Used by permission, photo by Dolan/Sparks
The East Oakland house nestled between the Diamond District and Glenview had been in David Sparks’ family for more than 20 years when he became its owner in 1996. This October, Sparks and his partner, Casey Dolan, decorated their first-floor entrance with a colorful mural sympathetic to the Occupy Oakland cause, garnering thumbs-up from their neighbors and the occasional, encouraging honk from passing motorists.
Evidently, someone felt it was now time the house get yet another paint job. Returning home around 9 a.m. Friday morning, December 8, from roughly 20 minutes of errands, Sparks’ son found the mural gone, covered by a “poop brown” coat of paint, fresh enough to smell and tacky to the touch. “We knew when we painted our building that we might receive some attention, but until Friday it had all been positive,” says Dolan.
The mural, inspired by Occupy Oakland’s call for a November 2 general strike, invited passersby to: “Occupy Oakland!

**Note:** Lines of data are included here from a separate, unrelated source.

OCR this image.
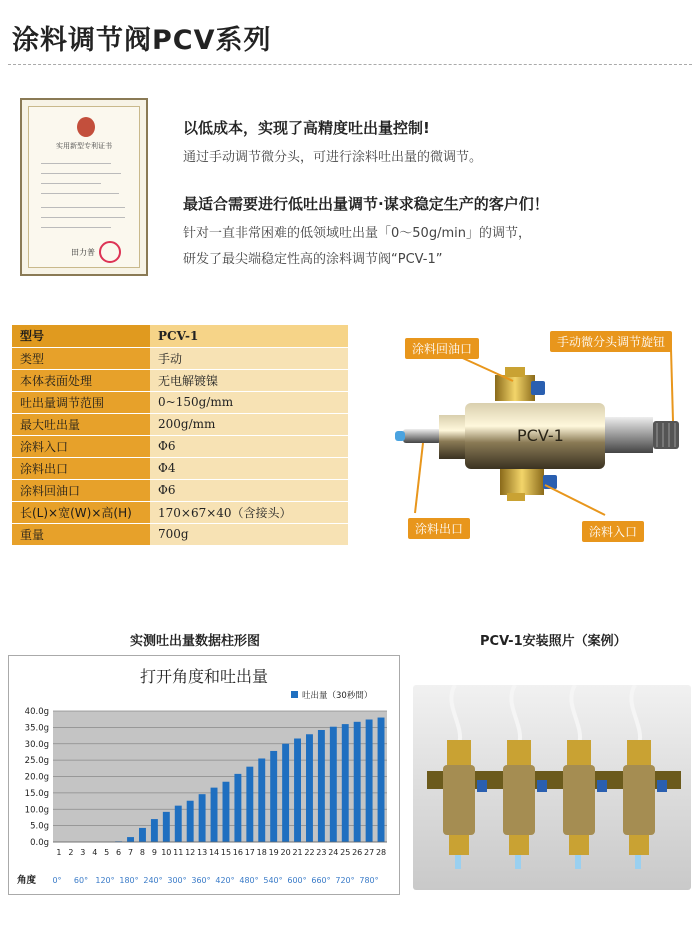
涂料调节阀PCV系列
实用新型专利证书
田力普
以低成本，实现了高精度吐出量控制!
通过手动调节微分头，可进行涂料吐出量的微调节。
最适合需要进行低吐出量调节·谋求稳定生产的客户们！
针对一直非常困难的低领域吐出量「0～50g/min」的调节，
研发了最尖端稳定性高的涂料调节阀“PCV-1”
型号	PCV-1
类型	手动
本体表面处理	无电解镀镍
吐出量调节范围	0~150g/mm
最大吐出量	200g/mm
涂料入口	Φ6
涂料出口	Φ4
涂料回油口	Φ6
长(L)×宽(W)×高(H)	170×67×40（含接头）
重量	700g
PCV-1
涂料回油口	手动微分头调节旋钮
涂料出口	涂料入口
实测吐出量数据柱形图
打开角度和吐出量
0.0g
5.0g
10.0g
15.0g
20.0g
25.0g
30.0g
35.0g
40.0g
吐出量（30秒間）
1 2 3 4 5 6 7 8 9 10 11 12 13 14 15 16 17 18 19 20 21 22 23 24 25 26 27 28
角度 0° 60° 120° 180° 240° 300° 360° 420° 480° 540° 600° 660° 720° 780°
PCV-1安装照片（案例）
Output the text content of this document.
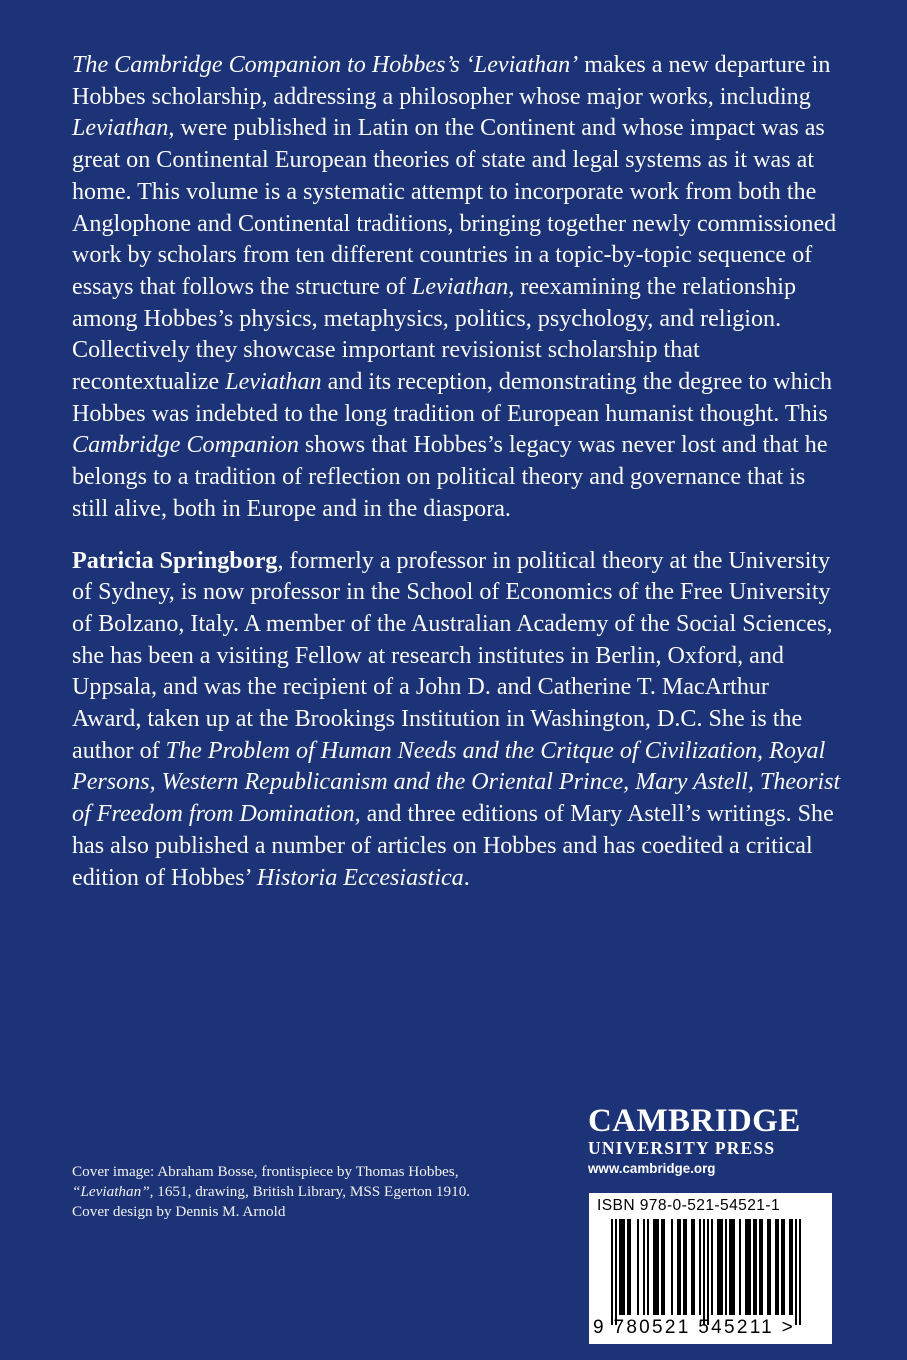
The Cambridge Companion to Hobbes’s ‘Leviathan’ makes a new departure in Hobbes scholarship, addressing a philosopher whose major works, including Leviathan, were published in Latin on the Continent and whose impact was as great on Continental European theories of state and legal systems as it was at home. This volume is a systematic attempt to incorporate work from both the Anglophone and Continental traditions, bringing together newly commissioned work by scholars from ten different countries in a topic-by-topic sequence of essays that follows the structure of Leviathan, reexamining the relationship among Hobbes’s physics, metaphysics, politics, psychology, and religion. Collectively they showcase important revisionist scholarship that recontextualize Leviathan and its reception, demonstrating the degree to which Hobbes was indebted to the long tradition of European humanist thought. This Cambridge Companion shows that Hobbes’s legacy was never lost and that he belongs to a tradition of reflection on political theory and governance that is still alive, both in Europe and in the diaspora.

Patricia Springborg, formerly a professor in political theory at the University of Sydney, is now professor in the School of Economics of the Free University of Bolzano, Italy. A member of the Australian Academy of the Social Sciences, she has been a visiting Fellow at research institutes in Berlin, Oxford, and Uppsala, and was the recipient of a John D. and Catherine T. MacArthur Award, taken up at the Brookings Institution in Washington, D.C. She is the author of The Problem of Human Needs and the Critque of Civilization, Royal Persons, Western Republicanism and the Oriental Prince, Mary Astell, Theorist of Freedom from Domination, and three editions of Mary Astell’s writings. She has also published a number of articles on Hobbes and has coedited a critical edition of Hobbes’ Historia Eccesiastica.

Cover image: Abraham Bosse, frontispiece by Thomas Hobbes, “Leviathan”, 1651, drawing, British Library, MSS Egerton 1910.

Cover design by Dennis M. Arnold

CAMBRIDGE
UNIVERSITY PRESS
www.cambridge.org
ISBN 978-0-521-54521-1
9 780521 545211 >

Occupy Wall St! Change the World.” Who deemed it worthy of a rushed, unannounced cover-up remains unclear.
“I feel as if this was not a random act by a city employee,” says Sparks.
Although the couple has never received any notice, phone call or citation from the city, neighbors claim to have seen police taking photos of the house on several occasions throughout the past month.
While the possibility remains this was the work of a rogue vigilante with a penchant for unremarkable browns, Dolan and Sparks say the clues suggest otherwise. The paint over used the same brown paint applied to municipal trashcans and lampposts in the neighborhood.
“When I first saw it, it made me real angry, and violated,” says Sparks. “I happen to love this city, I was born and raised here, and it angered me that I can’t express myself politically on my own property. The police and government of this city have been so mismanaged for so long that they overstep their boundaries all the time. But when it happens to your own personal property, it gets, well, personal.”
Dolan began making phone calls Friday afternoon to try to find out if the city had a role, starting with the City of Oakland’s general phone line. From here she was directed to City Attorney Kevin Siegel, who referred her to the Keep Oakland Beautiful Board, the non-profit affiliate handling graffiti removal.
“He said it sounded like I will be wanting to file a claim against the city, but the next move absolutely depends on what happens on Monday,” says Dolan. “I always hope my city will eventually do the right thing. I hope that the upside of this debacle is a dialogue about what is happening regarding the occupy movement and the City of Oakland’s response to it.”
So, as a new week begins, Dolan and Sparks look forward to hearing from Keep Oakland Beautiful (for starters) to find out if this was a simple mistake or a case of orders coming from “somewhere higher-up.”